En raison de son emplacement stratégique sur une autoroute reliant le centre du Myanmar à la Chine, Kyaukme a fait l’objet de nombreuses controverses. Située à environ 115 kilomètres (70 miles) au nord-est de Mandalay, la deuxième plus grande ville du pays, elle a changé de mains à deux reprises depuis que l’armée a renversé le gouvernement élu d’Aung San Suu Kyi en 2021, déclenchant la guerre civile en cours entre le gouvernement militaire et une alliance de milices représentant des minorités ethniques et des militants pro-démocratie.
Kyaukme a été capturée par l’Armée de libération nationale Ta’ang en août 2024, au milieu d’une vague de victoires des opposants au gouvernement militaire qui leur a apparemment laissé le contrôle de la majeure partie du territoire du pays. Le TNLA est l’armée de guérilla de la minorité ethnique Palaung.
La ville est revenue aux mains du gouvernement militaire le 1er octobre après trois semaines de bataille, ce qui constitue une victoire significative pour les forces gouvernementales.
L’armée a mené une succession d’offensives réussies ces derniers mois, à la veille des élections prévues pour la fin de l’année. Les critiques affirment que les élections ne seront ni libres ni équitables, mais l’armée espère que le taux de participation élevé contribuera à légitimer le vote.
Avant d’attaquer Kyaukme, l’armée a repris en juillet la ville de Nawnghkio, considérée comme une porte d’entrée vers le cœur du Myanmar car située à la croisée des collines de l’est du pays et des plaines centrales.
De là, sur 55 kilomètres jusqu’à Kyaukme, la route est bordée de bâtiments endommagés par les bombes et les balles, ou réduits en ruines.
Des postes de contrôle de l’armée, tenus par des soldats nouvellement recrutés, sont situés tous les 500 à 1 000 mètres (yards) le long de la route.

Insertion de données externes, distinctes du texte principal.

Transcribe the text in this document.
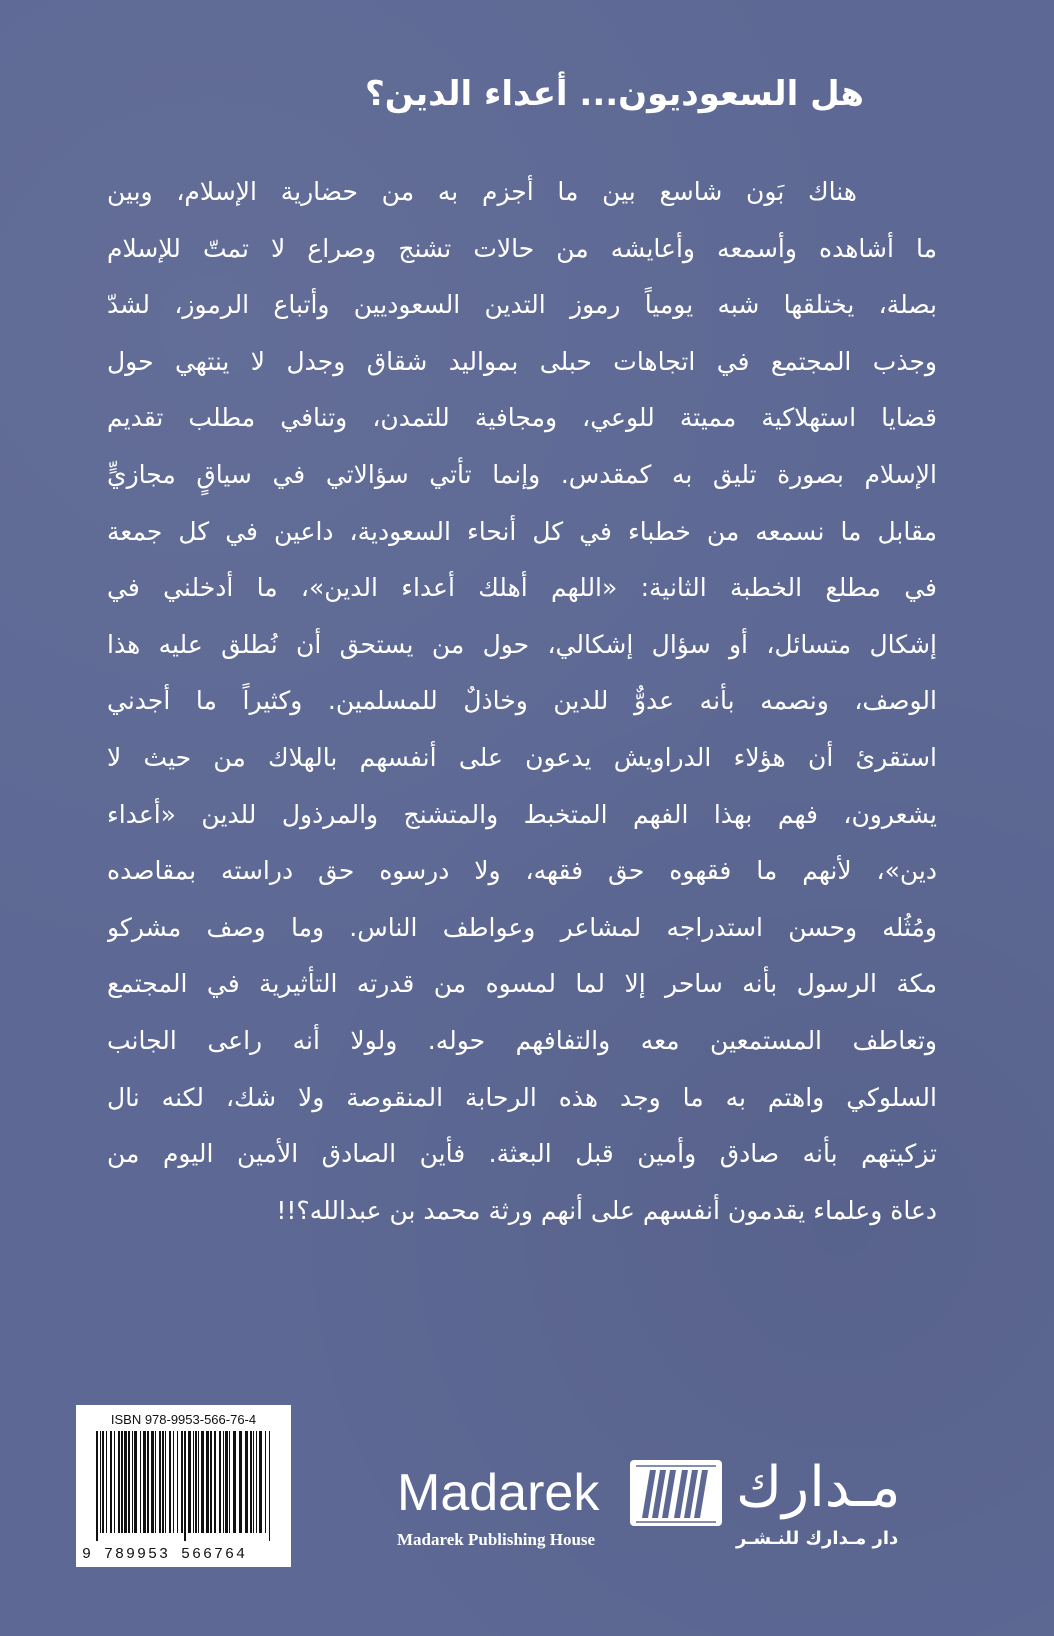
هل السعوديون... أعداء الدين؟
هناك بَون شاسع بين ما أجزم به من حضارية الإسلام، وبين
ما أشاهده وأسمعه وأعايشه من حالات تشنج وصراع لا تمتّ للإسلام
بصلة، يختلقها شبه يومياً رموز التدين السعوديين وأتباع الرموز، لشدّ
وجذب المجتمع في اتجاهات حبلى بمواليد شقاق وجدل لا ينتهي حول
قضايا استهلاكية مميتة للوعي، ومجافية للتمدن، وتنافي مطلب تقديم
الإسلام بصورة تليق به كمقدس. وإنما تأتي سؤالاتي في سياقٍ مجازيٍّ
مقابل ما نسمعه من خطباء في كل أنحاء السعودية، داعين في كل جمعة
في مطلع الخطبة الثانية: «اللهم أهلك أعداء الدين»، ما أدخلني في
إشكال متسائل، أو سؤال إشكالي، حول من يستحق أن نُطلق عليه هذا
الوصف، ونصمه بأنه عدوٌّ للدين وخاذلٌ للمسلمين. وكثيراً ما أجدني
استقرئ أن هؤلاء الدراويش يدعون على أنفسهم بالهلاك من حيث لا
يشعرون، فهم بهذا الفهم المتخبط والمتشنج والمرذول للدين «أعداء
دين»، لأنهم ما فقهوه حق فقهه، ولا درسوه حق دراسته بمقاصده
ومُثُله وحسن استدراجه لمشاعر وعواطف الناس. وما وصف مشركو
مكة الرسول بأنه ساحر إلا لما لمسوه من قدرته التأثيرية في المجتمع
وتعاطف المستمعين معه والتفافهم حوله. ولولا أنه راعى الجانب
السلوكي واهتم به ما وجد هذه الرحابة المنقوصة ولا شك، لكنه نال
تزكيتهم بأنه صادق وأمين قبل البعثة. فأين الصادق الأمين اليوم من
دعاة وعلماء يقدمون أنفسهم على أنهم ورثة محمد بن عبدالله؟!!
ISBN 978-9953-566-76-4
9 789953 566764
Madarek مـدارك
Madarek Publishing House	دار مـدارك للنـشـر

Un pont majeur a été endommagé, mais reste debout et en réparation.
Les autorités ont bloqué l’accès des journalistes à certaines zones résidentielles, qu’elles considéraient comme dangereuses.
“Il y a encore des mines terrestres qui n’ont pas été éliminées dans certaines parties du quartier”, a déclaré le capitaine Wai Yan Kyaw, stationné à l’une des portes de la ville.

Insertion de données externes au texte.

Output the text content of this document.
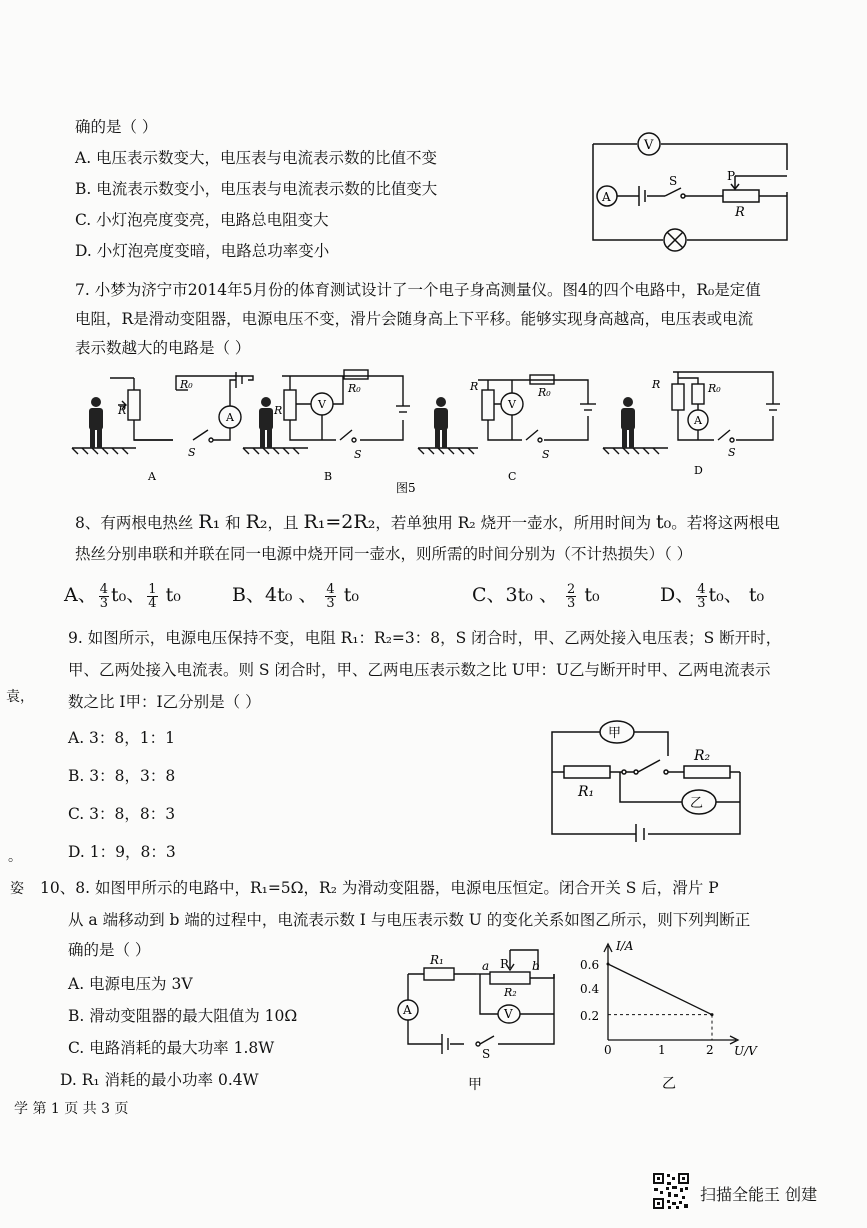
确的是（ ）
A. 电压表示数变大，电压表与电流表示数的比值不变
B. 电流表示数变小，电压表与电流表示数的比值变大
C. 小灯泡亮度变亮，电路总电阻变大
D. 小灯泡亮度变暗，电路总功率变小
V
A
S	P
R
7. 小梦为济宁市2014年5月份的体育测试设计了一个电子身高测量仪。图4的四个电路中，R₀是定值
电阻，R是滑动变阻器，电源电压不变，滑片会随身高上下平移。能够实现身高越高，电压表或电流
表示数越大的电路是（ ）
R
R₀
A
S
A
R
R₀
V
S
B
R	R₀
V
S
C
R	R₀
A
S
D
图5
8、有两根电热丝 R₁ 和 R₂，且 R₁=2R₂，若单独用 R₂ 烧开一壶水，所用时间为 t₀。若将这两根电
热丝分别串联和并联在同一电源中烧开同一壶水，则所需的时间分别为（不计热损失）（ ）
A、 $\frac{4}{3} t_0$、 $\frac{1}{4} t_0$	B、4t₀ 、 $\frac{4}{3} t_0$	C、3t₀ 、 $\frac{2}{3} t_0$	D、 $\frac{4}{3} t_0$、 t₀
9. 如图所示，电源电压保持不变，电阻 R₁：R₂=3：8，S 闭合时，甲、乙两处接入电压表；S 断开时，
甲、乙两处接入电流表。则 S 闭合时，甲、乙两电压表示数之比 U甲：U乙与断开时甲、乙两电流表示
数之比 I甲：I乙分别是（ ）
A. 3：8，1：1
B. 3：8，3：8
C. 3：8，8：3
D. 1：9，8：3
甲
乙
R₁
R₂
10、8. 如图甲所示的电路中，R₁=5Ω，R₂ 为滑动变阻器，电源电压恒定。闭合开关 S 后，滑片 P
从 a 端移动到 b 端的过程中，电流表示数 I 与电压表示数 U 的变化关系如图乙所示，则下列判断正
确的是（ ）
A. 电源电压为 3V
B. 滑动变阻器的最大阻值为 10Ω
C. 电路消耗的最大功率 1.8W
D. R₁ 消耗的最小功率 0.4W
R₁	a P b
R₂
A	V
S
甲
I/A
U/V
0.6
0.4
0.2
0	1	2
乙
袁，
。
姿
学 第 1 页 共 3 页
扫描全能王 创建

Les journalistes ont vu des munitions non explosées, notamment un obus de mortier enfoncé dans le sol d’un monastère bouddhiste.
Les habitants qui ont parlé à l’AP ont déclaré que seule une petite partie de la population de la ville était revenue depuis sa reconquête.
Un habitant qui était resté pendant les combats a déclaré que l’écrasante majorité avait fui après le début des combats l’année dernière, et que ceux qui étaient restés, comme lui, l’avaient fait parce qu’ils n’avaient pas les moyens de partir. Il a parlé sous couvert d’anonymat pour éviter le harcèlement des autorités.
Kyaukme se trouve près de la ligne de front de l’offensive continue de l’armée, et les soldats disent croire que les forces du TNLA se trouvent dans les collines à seulement 32 kilomètres (20 miles).
Un chauffeur de taxi-moto d’une trentaine d’années, qui a également demandé à ne pas être identifié pour sa propre sécurité, a déclaré que les rues autrefois très fréquentées de la ville étaient désormais pratiquement désertes et qu’il pensait que les habitants ne seraient pas disposés à revenir tant que l’armée n’aurait pas repris d’autres villes voisines.
“Les gens ne veulent pas vivre près de la ligne de front”, a déclaré le chauffeur, revenu mardi.